Will they? She wondered doubtfully.
She spent the rest of the day sparring under the baking heat, a thin sheen of sweat glistening on her skin. Grains of sand clung to her skin every time Motep, her latest partner, tripped or hurled her into the sand – literally. With fast healing no one held back on blows; if you were cut or had a broken bone, then you might rest for a few minutes to heal, otherwise you went on. Bruises never lingered, the ache only lingering on for a few minutes after, whilst every fresh blow hurt anew.
As Motep and she switched to a sword she was once again on the defensive, reeling as he came at her, a blur of swift slashes and jabs. She barely had time to get the sword up before another blow came, jarring her shoulders.
“Every fighter has a weakness. You just have to find it,” hissed Motep.

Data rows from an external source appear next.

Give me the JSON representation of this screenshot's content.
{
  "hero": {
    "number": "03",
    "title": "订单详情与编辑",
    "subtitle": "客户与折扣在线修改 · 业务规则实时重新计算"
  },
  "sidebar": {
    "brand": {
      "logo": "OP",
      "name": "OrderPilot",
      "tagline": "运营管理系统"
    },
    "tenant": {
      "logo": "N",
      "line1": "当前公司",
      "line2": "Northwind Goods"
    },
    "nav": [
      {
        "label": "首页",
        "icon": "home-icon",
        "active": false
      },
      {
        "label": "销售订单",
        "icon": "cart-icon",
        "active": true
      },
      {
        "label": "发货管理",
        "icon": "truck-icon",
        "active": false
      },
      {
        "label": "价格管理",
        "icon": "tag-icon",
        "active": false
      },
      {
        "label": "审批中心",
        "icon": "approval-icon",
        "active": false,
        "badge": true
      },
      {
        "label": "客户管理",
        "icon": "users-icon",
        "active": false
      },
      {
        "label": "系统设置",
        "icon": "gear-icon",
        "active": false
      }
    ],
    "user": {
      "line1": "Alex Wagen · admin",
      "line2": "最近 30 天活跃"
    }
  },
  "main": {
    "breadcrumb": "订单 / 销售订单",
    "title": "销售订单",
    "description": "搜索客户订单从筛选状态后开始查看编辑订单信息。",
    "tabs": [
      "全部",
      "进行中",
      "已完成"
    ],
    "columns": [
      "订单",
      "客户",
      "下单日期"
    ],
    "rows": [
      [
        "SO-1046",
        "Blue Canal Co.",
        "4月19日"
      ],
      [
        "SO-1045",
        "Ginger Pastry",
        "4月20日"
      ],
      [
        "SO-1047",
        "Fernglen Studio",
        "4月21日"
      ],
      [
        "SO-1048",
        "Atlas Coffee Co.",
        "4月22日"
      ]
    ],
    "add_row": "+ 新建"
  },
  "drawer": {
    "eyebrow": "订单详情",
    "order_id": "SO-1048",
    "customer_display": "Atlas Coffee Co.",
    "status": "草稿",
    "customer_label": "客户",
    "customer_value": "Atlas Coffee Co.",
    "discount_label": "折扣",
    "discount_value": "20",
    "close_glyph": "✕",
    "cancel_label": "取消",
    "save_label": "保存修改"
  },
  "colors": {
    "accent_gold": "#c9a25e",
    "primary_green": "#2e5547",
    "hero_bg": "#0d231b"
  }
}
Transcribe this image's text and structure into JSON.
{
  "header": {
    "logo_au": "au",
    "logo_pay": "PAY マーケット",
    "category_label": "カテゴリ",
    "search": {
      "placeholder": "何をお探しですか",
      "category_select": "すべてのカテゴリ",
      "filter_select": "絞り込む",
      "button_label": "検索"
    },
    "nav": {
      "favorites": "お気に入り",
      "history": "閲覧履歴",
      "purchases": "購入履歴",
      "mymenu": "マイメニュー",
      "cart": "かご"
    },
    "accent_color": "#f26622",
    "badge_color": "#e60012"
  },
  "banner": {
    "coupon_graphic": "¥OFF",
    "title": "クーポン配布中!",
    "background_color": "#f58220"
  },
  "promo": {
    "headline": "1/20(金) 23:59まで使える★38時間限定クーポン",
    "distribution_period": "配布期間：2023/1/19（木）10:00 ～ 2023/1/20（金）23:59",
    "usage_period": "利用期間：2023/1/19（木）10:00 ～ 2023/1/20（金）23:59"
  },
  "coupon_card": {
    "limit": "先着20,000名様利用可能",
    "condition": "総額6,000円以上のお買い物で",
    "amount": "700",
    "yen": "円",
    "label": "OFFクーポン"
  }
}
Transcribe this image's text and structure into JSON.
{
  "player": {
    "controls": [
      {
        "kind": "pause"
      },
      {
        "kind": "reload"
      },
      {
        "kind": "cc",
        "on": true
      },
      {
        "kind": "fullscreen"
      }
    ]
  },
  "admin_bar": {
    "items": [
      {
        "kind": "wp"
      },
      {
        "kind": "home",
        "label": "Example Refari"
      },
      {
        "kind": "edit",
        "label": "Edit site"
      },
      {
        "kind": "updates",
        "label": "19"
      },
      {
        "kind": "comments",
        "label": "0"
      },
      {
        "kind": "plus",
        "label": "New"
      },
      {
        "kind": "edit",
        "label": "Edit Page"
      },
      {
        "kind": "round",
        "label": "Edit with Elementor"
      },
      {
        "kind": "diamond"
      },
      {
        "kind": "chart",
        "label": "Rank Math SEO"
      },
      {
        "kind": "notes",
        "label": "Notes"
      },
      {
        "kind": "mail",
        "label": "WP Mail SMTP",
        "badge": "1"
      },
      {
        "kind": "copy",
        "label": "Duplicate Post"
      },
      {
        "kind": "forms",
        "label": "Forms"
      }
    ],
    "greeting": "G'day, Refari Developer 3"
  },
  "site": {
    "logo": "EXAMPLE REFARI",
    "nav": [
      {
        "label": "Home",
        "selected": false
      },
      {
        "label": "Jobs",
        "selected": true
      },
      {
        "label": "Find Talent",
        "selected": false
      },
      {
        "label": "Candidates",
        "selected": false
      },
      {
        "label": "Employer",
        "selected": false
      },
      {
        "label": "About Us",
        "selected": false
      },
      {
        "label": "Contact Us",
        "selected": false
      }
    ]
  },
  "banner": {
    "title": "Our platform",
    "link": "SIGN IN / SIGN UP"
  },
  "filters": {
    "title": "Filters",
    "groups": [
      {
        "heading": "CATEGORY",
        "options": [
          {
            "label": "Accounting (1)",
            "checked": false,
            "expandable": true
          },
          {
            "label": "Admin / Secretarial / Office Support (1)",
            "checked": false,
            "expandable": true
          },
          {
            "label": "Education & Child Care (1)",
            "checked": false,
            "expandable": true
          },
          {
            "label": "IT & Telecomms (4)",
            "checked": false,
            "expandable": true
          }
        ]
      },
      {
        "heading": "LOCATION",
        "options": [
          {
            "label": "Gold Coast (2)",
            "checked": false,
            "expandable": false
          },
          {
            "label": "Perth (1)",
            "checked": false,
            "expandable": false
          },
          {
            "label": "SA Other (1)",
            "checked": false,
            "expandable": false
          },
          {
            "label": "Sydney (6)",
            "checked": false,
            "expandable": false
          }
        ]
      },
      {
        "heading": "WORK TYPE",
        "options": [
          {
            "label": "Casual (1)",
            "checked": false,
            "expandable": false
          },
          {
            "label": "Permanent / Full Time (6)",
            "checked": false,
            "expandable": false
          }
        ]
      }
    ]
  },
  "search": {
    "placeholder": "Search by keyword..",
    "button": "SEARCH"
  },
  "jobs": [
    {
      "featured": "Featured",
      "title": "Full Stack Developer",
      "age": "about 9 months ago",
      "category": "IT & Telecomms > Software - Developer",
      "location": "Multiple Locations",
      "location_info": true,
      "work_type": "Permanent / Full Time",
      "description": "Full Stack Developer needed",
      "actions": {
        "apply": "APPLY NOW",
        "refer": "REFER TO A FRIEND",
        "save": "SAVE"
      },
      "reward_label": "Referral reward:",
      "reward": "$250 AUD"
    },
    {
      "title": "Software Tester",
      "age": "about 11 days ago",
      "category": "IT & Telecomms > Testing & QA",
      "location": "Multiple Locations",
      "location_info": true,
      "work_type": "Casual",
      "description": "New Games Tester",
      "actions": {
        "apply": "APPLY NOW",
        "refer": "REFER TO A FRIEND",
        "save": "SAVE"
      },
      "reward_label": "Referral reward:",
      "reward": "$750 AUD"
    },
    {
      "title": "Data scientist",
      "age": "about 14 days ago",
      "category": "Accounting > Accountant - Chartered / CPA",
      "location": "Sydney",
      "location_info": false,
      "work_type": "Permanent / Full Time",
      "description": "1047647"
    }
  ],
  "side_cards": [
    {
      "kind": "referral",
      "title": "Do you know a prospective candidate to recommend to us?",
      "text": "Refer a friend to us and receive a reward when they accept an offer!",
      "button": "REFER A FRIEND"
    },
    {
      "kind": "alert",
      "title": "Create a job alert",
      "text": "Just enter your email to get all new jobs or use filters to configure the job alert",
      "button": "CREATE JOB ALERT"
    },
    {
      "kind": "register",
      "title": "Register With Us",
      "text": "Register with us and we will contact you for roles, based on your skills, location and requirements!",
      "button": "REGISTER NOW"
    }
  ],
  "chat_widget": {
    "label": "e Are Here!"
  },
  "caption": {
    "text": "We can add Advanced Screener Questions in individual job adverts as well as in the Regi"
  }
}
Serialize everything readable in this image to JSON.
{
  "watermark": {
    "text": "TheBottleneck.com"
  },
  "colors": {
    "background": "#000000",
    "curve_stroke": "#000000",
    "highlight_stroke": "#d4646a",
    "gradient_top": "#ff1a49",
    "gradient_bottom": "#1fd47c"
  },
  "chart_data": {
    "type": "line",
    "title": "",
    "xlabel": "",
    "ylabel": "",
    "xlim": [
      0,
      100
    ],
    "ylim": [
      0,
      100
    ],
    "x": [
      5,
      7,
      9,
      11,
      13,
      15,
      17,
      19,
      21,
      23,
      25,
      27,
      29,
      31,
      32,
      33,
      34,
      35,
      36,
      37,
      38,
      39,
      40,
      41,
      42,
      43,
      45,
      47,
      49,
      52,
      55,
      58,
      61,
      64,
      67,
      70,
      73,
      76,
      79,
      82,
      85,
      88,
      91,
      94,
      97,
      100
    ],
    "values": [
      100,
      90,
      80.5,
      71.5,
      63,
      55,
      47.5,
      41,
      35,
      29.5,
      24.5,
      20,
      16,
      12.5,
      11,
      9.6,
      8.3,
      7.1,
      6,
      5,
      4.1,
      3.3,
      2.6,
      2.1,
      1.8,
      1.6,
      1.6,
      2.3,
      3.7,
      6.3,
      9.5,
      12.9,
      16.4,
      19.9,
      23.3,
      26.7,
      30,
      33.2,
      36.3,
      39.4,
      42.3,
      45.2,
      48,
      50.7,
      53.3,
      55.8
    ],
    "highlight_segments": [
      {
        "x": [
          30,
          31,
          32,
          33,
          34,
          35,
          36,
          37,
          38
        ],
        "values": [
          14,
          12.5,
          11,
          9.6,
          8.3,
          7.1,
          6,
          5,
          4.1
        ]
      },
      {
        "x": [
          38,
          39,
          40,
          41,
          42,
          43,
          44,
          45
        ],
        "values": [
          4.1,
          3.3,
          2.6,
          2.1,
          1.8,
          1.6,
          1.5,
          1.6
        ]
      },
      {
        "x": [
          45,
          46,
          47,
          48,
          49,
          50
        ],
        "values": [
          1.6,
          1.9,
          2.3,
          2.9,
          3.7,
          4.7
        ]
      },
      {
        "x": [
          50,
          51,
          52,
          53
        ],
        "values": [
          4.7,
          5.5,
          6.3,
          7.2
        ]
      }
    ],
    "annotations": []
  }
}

She deflected his blow. “Kind of hard when I’m focusing on not getting carved up.”
“You’re focusing on the wrong thing,” he snapped. “Watch me, study me, just like you did Diana. You are capable, you’ve done it before.”
It was true. When she fought Diana, she’d seen how she fought, the way her blows came. There was a desperation to her attacks but Motep was sharp, clinical. Every blow was precise and bore with it years of practise, both from this life and another. If he had a weakness she didn’t see it, couldn’t see it. He was a refined warrior, honourable, practised.
Her mind sung. That’s it.
As he came at her again she spun away, dropped the sword which startled him for a split second. She didn’t hesitate, hurling two bolts of energy straight at him, slamming straight into his chest. Motep went flying, crashing into a table of weapons at the end of the yard. Around her, the squad stopped, stared. Fay lowered her hands, slowly, exhaling deeply, never looking away from Motep. Slowly, he staggered to his feet, pain flashing across his face; yet, once standing, he stared at her, then nodded. She grabbed his sword and walked over, acutely aware of everyone watching, even a couple hounds that were from other squads.
Before Motep she held out his sword to him, smiling. “Not hurt too bad?”
He rubbed his shoulder with a wry smile. “Good attack.”
“You fight fair, honourably. Figured that the only way to beat you was to cheat. You’re better than me at swords, so no matter how much I fought today, you’re more experienced. So, I did what I could, used what I knew,” she said with a flush of pride.
Truth be told it wasn’t easy to accept there were other hounds better trained than her, even though she’d known of their existence in a detached sort of way. Harder still to work with them, to realise you’re the weak link, especially in experience. It was still a long way before she was useful properly in the squad but if she survived Andromeda’s plan then the squad could be her family. Maybe. She just had to forget she was enslaved to Hades, that Andromeda was bound to her and that she was maybe a little crazy. Still, she was better down here than Amanda, whom she hoped Abe was treating right. Better than he had with her, anyway. That she had the life she wanted. She also hoped Ben and Mel were okay, that their lives were normal again. She tried not to think about Lilian and Jackson, whom had been absent in the fight with Tash. Wherever they were, she knew she hadn’t seen the last of them.
“Perhaps there is hope for you yet – there is still a long way to go before that, however,” he said grudgingly. “Let’s go again.”
She followed him back to the centre, whilst the others had resumed their respective fights, and stopped, holding her sword, ready to fight. Motep nodded, then came at her, sword glinting –
A distance scream splintered the air.
He stopped. They all did.
The scream resounded again, blood curdling. A figure sprinted past the yard, away from the source – or tried too, anyway. Remus lashed the guy with a thread of energy, tripping him up. The squad jogged over as Remus dragged the guy back, then rolled him over.
“What’s going on?”
He glared furiously up at Remus, scathing. “Demons loose in The Pits. That thing you guys brought is killing hounds – they’re not respawning!”